The government hopes reforms will allow students to focus on their personal talents rather than just cramming facts. After 1997, students will be free to submit grades from only the areas they are interested in, plus a "comprehensive personal record" that includes character and leadership achievements along with scholastic aptitude.
BY encouraging specialization, perhaps not everyone will be so fixated by the big standardized exam - and the question of its fairness. To ensure the most pristine test-taking conditions on the hallowed day last month, business hours were delayed an hour to clear roads for students, buses and trains moved slowly near testing areas, and during the listening comprehension section, airplanes didn't take off or land.

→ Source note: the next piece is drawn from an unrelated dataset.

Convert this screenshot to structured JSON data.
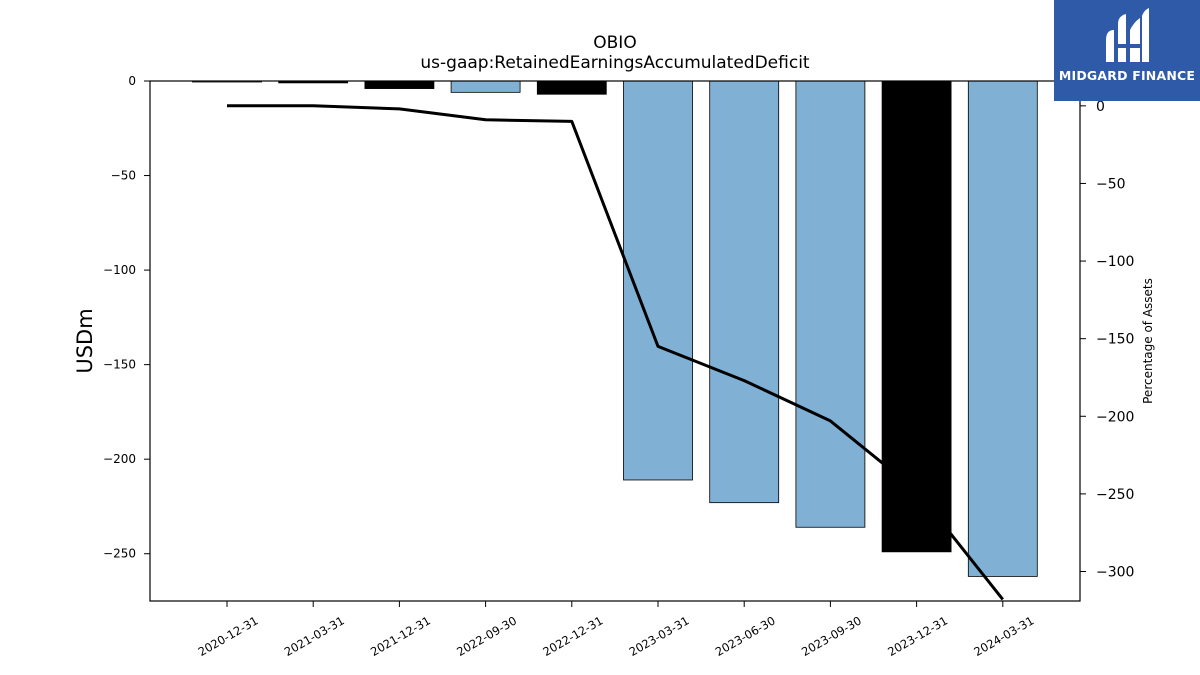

To ensure secrecy of what was in the test, the 175 teachers commissioned to write it were confined to a hotel for a month with the first-floor windows papered over and barbed wire strung around the base.
South Korea's education system hasn't always been like this. When it was first designed in the 1960s - a period when the country was beginning to industrialize - the government needed to educate and train as many people as quickly as possible to "staff the rapidly expanding needs of government agencies and private firms," say Lho Kyung-soo, a professor at Seoul National University.
"It wasn't a system designed to conduct deep philosophical inquiries or cutting-edge research, or for that matter produce Nobel prizewinners," says Mr. Lho.
Although South Korea now has more than 160 universities and plans to boost education spending to 5 percent of GNP by 1998, a presidential commission report on education acknowledges, "It is a mere fantasy to expect Korean society to produce a prodigious scientist like Newton, a gifted artist like Picasso, a prominent inventor like Edison ... under the present system."
The biggest challenge to reform may be convincing parents that a variety of career paths can lead to a good life. Today's fixation with entering a few top schools is partly rooted in the tradition of state civil service exams administered for centuries here and in China as the only way to climb to a higher social class.
Korean parents are interested in "the name value of the universities, not the quality of the education, and just regard education as a path to social success and status," says Sung Bin-ko, a research fellow.
Park Jeong-min, a young mother who lives in one of Seoul's many high-rise apartment complexes, echoes more liberal views.
"Most people want their kids to go to Seoul National or Ewha University, but if they have some talent to pursue, I want my children to go where they want," she says.